Early but real: it reads production files and the values check out. The binding is pinned to a vortex commit just past the 0.76.0 tag — the FFI surface changed right after that release, and the binding targets the newer shape. The format is pre-1.0, so treat any version bump as a re-verification of the FFI signatures. The scope is deliberately narrow: open a file, read the schema, scan everything to Arrow. The FFI also exposes column projection and predicate pushdown through the same scan surface, so those can come later without redesign.
Tested on win-x64 and linux-x64. 64-bit only.
The managed side is a thin binding over vortex_ffi, built from a vortex checkout:
git clone https://github.com/spiraldb/vortex
cd vortex
cargo build --release -p vortex-ffiPut the resulting library (vortex_ffi.dll on Windows, libvortex_ffi.so on Linux) on the
default search path, or point the VORTEX_FFI_PATH environment variable at it.
The motivating consumer is Excel. EnergyScope's add-in already moves market data as Arrow record batches over Arrow Flight, and this reader emits exactly the same type from a local file. That makes a local-data mode a drop-in addition: the add-in can read Vortex partitions straight from disk at roughly 80 million rows per second, with no server in the loop. A real ten-year workload of 849 monthly series decodes in about a millisecond. Synced partition files plus a local reader means the data layer keeps working on a plane, or at a client site when the tunnel is down.
A fuller write-up — Vortex vs QVD vs Parquet on 10.3 million rows, plus the same queries through an Arrow Flight server over LAN and internet — is in docs/where-should-each-format-live.md.

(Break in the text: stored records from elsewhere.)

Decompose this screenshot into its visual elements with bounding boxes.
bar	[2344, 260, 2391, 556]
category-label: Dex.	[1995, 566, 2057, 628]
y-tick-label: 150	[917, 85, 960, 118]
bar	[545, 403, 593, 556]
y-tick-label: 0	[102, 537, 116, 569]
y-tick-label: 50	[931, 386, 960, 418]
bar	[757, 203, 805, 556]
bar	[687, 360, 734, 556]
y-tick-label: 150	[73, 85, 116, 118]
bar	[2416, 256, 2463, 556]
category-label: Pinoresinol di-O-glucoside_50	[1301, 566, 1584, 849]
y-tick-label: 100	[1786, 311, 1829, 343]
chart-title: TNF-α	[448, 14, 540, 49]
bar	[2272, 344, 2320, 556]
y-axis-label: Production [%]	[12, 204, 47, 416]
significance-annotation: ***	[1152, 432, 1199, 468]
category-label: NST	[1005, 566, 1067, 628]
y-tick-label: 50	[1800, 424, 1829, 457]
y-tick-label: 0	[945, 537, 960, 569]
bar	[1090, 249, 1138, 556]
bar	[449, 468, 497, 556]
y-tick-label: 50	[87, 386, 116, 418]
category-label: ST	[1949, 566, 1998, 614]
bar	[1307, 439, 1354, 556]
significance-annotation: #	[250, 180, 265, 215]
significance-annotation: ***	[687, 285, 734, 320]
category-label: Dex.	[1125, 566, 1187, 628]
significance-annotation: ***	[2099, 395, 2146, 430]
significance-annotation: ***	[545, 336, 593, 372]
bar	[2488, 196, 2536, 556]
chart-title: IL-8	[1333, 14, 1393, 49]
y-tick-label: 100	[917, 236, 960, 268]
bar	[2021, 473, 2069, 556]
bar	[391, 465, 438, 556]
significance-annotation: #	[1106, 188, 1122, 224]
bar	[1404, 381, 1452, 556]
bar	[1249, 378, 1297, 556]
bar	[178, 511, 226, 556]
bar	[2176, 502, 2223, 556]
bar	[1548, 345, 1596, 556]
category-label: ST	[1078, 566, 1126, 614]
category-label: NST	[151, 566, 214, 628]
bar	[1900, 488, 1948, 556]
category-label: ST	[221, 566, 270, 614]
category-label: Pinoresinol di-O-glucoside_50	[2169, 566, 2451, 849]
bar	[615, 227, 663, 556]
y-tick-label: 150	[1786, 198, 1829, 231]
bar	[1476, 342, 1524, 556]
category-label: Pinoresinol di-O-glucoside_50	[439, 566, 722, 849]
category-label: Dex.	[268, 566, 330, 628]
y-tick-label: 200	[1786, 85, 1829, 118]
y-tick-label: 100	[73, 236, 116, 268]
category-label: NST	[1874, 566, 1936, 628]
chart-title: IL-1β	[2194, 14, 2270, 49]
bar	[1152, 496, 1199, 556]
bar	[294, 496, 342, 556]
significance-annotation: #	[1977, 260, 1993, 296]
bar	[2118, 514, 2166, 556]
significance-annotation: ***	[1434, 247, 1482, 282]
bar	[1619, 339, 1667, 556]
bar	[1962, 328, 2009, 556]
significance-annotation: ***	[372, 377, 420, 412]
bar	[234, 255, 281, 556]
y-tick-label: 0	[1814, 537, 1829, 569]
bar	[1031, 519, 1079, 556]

Full-file read to Arrow record batches, median of five warm runs on a Ryzen 7 7840HS. The comparison is this reader (vortex-ffi 0.76 through the C Data Interface) against Parquet.Net 5.6.1 reading a Parquet twin written from the same data.
| Dataset | Rows | Vortex size | Parquet size | Vortex read | Parquet.Net read |
|---|---|---|---|---|---|
| PET.RWTC.D 2024 | 252 | 7 KB | 3 KB | 0.5 ms | 0.2 ms |
| PET monthly workload, 849 series, 10 years | 65,026 | 320 KB | 143 KB | 1.3 ms | 3.5 ms |
| ELEC slice, period as string | 2,969,849 | 16.3 MB | 9.3 MB | 39 ms | 182 ms |
| ELEC slice, period as date32 | 2,969,849 | 18.2 MB | 9.3 MB | 38 ms | 146 ms |
That is roughly 76 million rows per second through the binding. Retyping the period column as date32 barely moves Vortex here: with only 432 distinct periods across three million rows the string column dictionary-encodes almost to nothing, so there was little left to win. Parquet.Net does speed up on dates since it no longer materializes three million strings. Parquet also compresses these datasets smaller — zstd works harder than Vortex's lightweight encodings, and pays for it at decode time. Both ELEC files exercise thirteen distinct encodings, which is what makes them good reader tests. Reproduce with:
dotnet run --project examples/Bench -c ReleaseThe test suite compares every Vortex file against a Parquet twin written from the same data. The
corpus is real energy-market time series with the schema series_id | period | value, from tiny
and friendly up to 2.9 million rows across 38,370 series. Encodings covered include ALP, FSST,
dictionary, run-end, FastLanes bit-packing and frame-of-reference, zigzag, constant and extension
dates. Tests skip with a clear message when the native library is absent.